Pour conclure, disons que l’ orientation actuelle, qui se veut de Changement profond de notre société, le Mali-Kura, est inséparablement savoir-constitué et méthode d’analyse, bilan théorique de l’expérience passée et guide pour l’action présente et future. Réaliser la première étape des transformations préconisées par la transition actuelle, ne se fera pas en un instant. Après les élections, Il y faudra des années d’effort, toute une législature, plus encore sans doute pour certaines d’entre elles.
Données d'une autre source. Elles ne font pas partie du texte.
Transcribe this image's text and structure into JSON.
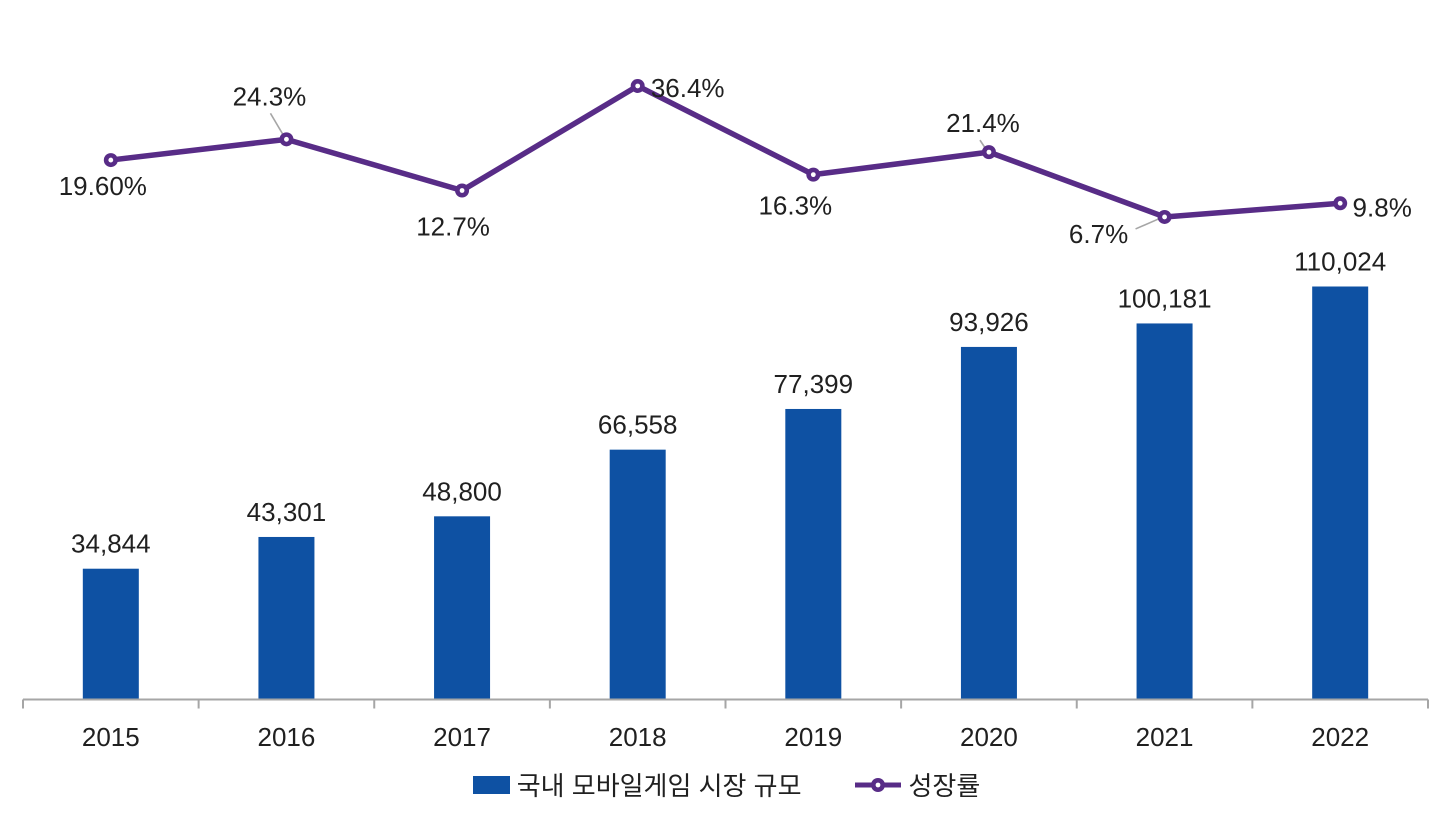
{
  "chart_data": {
    "type": "bar+line",
    "title": "",
    "categories": [
      "2015",
      "2016",
      "2017",
      "2018",
      "2019",
      "2020",
      "2021",
      "2022"
    ],
    "series": [
      {
        "name": "국내 모바일게임 시장 규모",
        "type": "bar",
        "color": "#0e51a3",
        "values": [
          34844,
          43301,
          48800,
          66558,
          77399,
          93926,
          100181,
          110024
        ],
        "labels": [
          "34,844",
          "43,301",
          "48,800",
          "66,558",
          "77,399",
          "93,926",
          "100,181",
          "110,024"
        ]
      },
      {
        "name": "성장률",
        "type": "line",
        "color": "#582c87",
        "marker": "ring-circle",
        "values": [
          19.6,
          24.3,
          12.7,
          36.4,
          16.3,
          21.4,
          6.7,
          9.8
        ],
        "labels": [
          "19.60%",
          "24.3%",
          "12.7%",
          "36.4%",
          "16.3%",
          "21.4%",
          "6.7%",
          "9.8%"
        ],
        "label_placements": [
          "below",
          "above-leader",
          "below",
          "right",
          "below",
          "above-leader",
          "left-leader",
          "right"
        ]
      }
    ],
    "legend": {
      "position": "bottom",
      "items": [
        "국내 모바일게임 시장 규모",
        "성장률"
      ]
    },
    "axes": {
      "x_tick_labels": [
        "2015",
        "2016",
        "2017",
        "2018",
        "2019",
        "2020",
        "2021",
        "2022"
      ],
      "y_axis_visible": false,
      "gridlines": false,
      "axis_color": "#a6a6a6"
    },
    "leader_line_color": "#a6a6a6",
    "text_color": "#202020",
    "background": "#ffffff"
  }
}
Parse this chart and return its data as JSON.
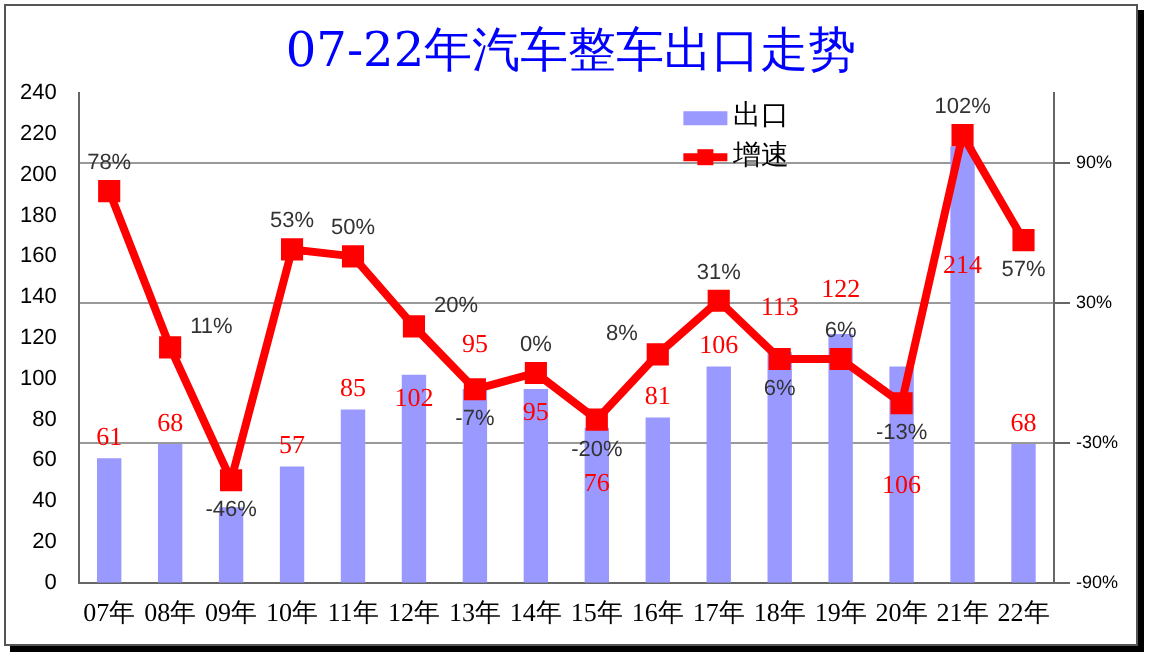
{
  "chart_data": {
    "type": "bar",
    "title": "07-22年汽车整车出口走势",
    "categories": [
      "07年",
      "08年",
      "09年",
      "10年",
      "11年",
      "12年",
      "13年",
      "14年",
      "15年",
      "16年",
      "17年",
      "18年",
      "19年",
      "20年",
      "21年",
      "22年"
    ],
    "series": [
      {
        "name": "出口",
        "color": "#9999ff",
        "values": [
          61,
          68,
          37,
          57,
          85,
          102,
          95,
          95,
          76,
          81,
          106,
          113,
          122,
          106,
          214,
          68
        ],
        "value_labels": [
          "61",
          "68",
          null,
          "57",
          "85",
          "102",
          "95",
          "95",
          "76",
          "81",
          "106",
          "113",
          "122",
          "106",
          "214",
          "68"
        ]
      },
      {
        "name": "增速",
        "type": "line",
        "axis": "y2",
        "color": "#ff0000",
        "values": [
          78,
          11,
          -46,
          53,
          50,
          20,
          -7,
          0,
          -20,
          8,
          31,
          6,
          6,
          -13,
          102,
          57
        ],
        "value_labels": [
          "78%",
          "11%",
          "-46%",
          "53%",
          "50%",
          "20%",
          "-7%",
          "0%",
          "-20%",
          "8%",
          "31%",
          "6%",
          "6%",
          "-13%",
          "102%",
          "57%"
        ]
      }
    ],
    "ylim": [
      0,
      240
    ],
    "yticks": [
      0,
      20,
      40,
      60,
      80,
      100,
      120,
      140,
      160,
      180,
      200,
      220,
      240
    ],
    "y2lim": [
      -90,
      120
    ],
    "y2ticks": [
      {
        "value": -90,
        "label": "-90%"
      },
      {
        "value": -30,
        "label": "-30%"
      },
      {
        "value": 30,
        "label": "30%"
      },
      {
        "value": 90,
        "label": "90%"
      }
    ],
    "grid": "y2",
    "legend": "top",
    "marker": "square"
  }
}
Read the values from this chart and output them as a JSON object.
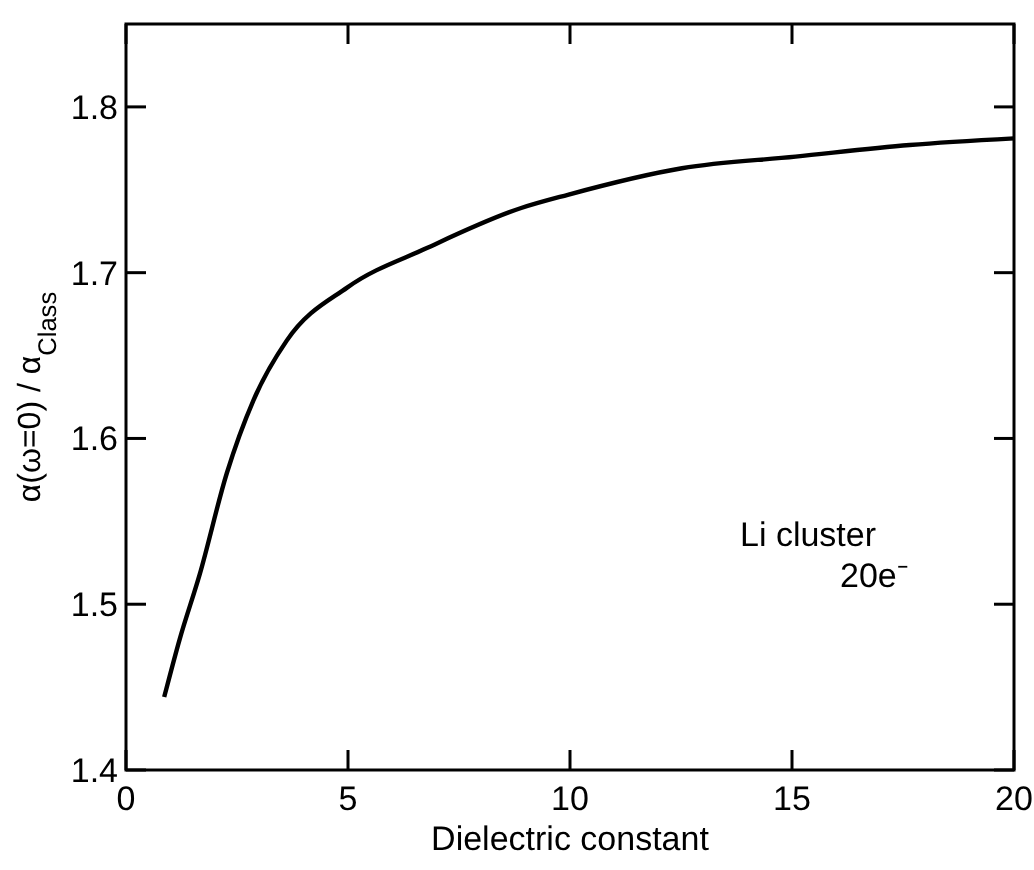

Et après ? Les Maliennes et les Maliens qui prennent conscience que ces changements profonds sont nécessaires et possibles prennent en même temps conscience qu’ils obligeront à se poser la question : faut-il s’en tenir là, ou au contraire, aller de l’avant, en prenant appui sur un rapport de forces devenu beaucoup plus favorable aux masses populaires ? Poser cette question, c’est apercevoir le caractère nécessairement transitoire d’une période de développement démocratique, où le mouvement populaire aura imposé des conquêtes exemplaires dans notre histoire, après celles de la Première République, les acquis démocratiques au sortir des 23 années de dictature, et où, en même temps, leur pire adversaire, le néocolonialisme, disposera encore de positions importantes, où des contradictions éclateront entre cette société nouvelle en gestation et la persistance d’anciens rapports d’exploitation et d’oppression. Il est donc naturel que cette question se pose d’ores et déjà. Il est dans la logique du programme des forces aspirant à un changement en profondeur d’un Mali démocratique, libre et prospère.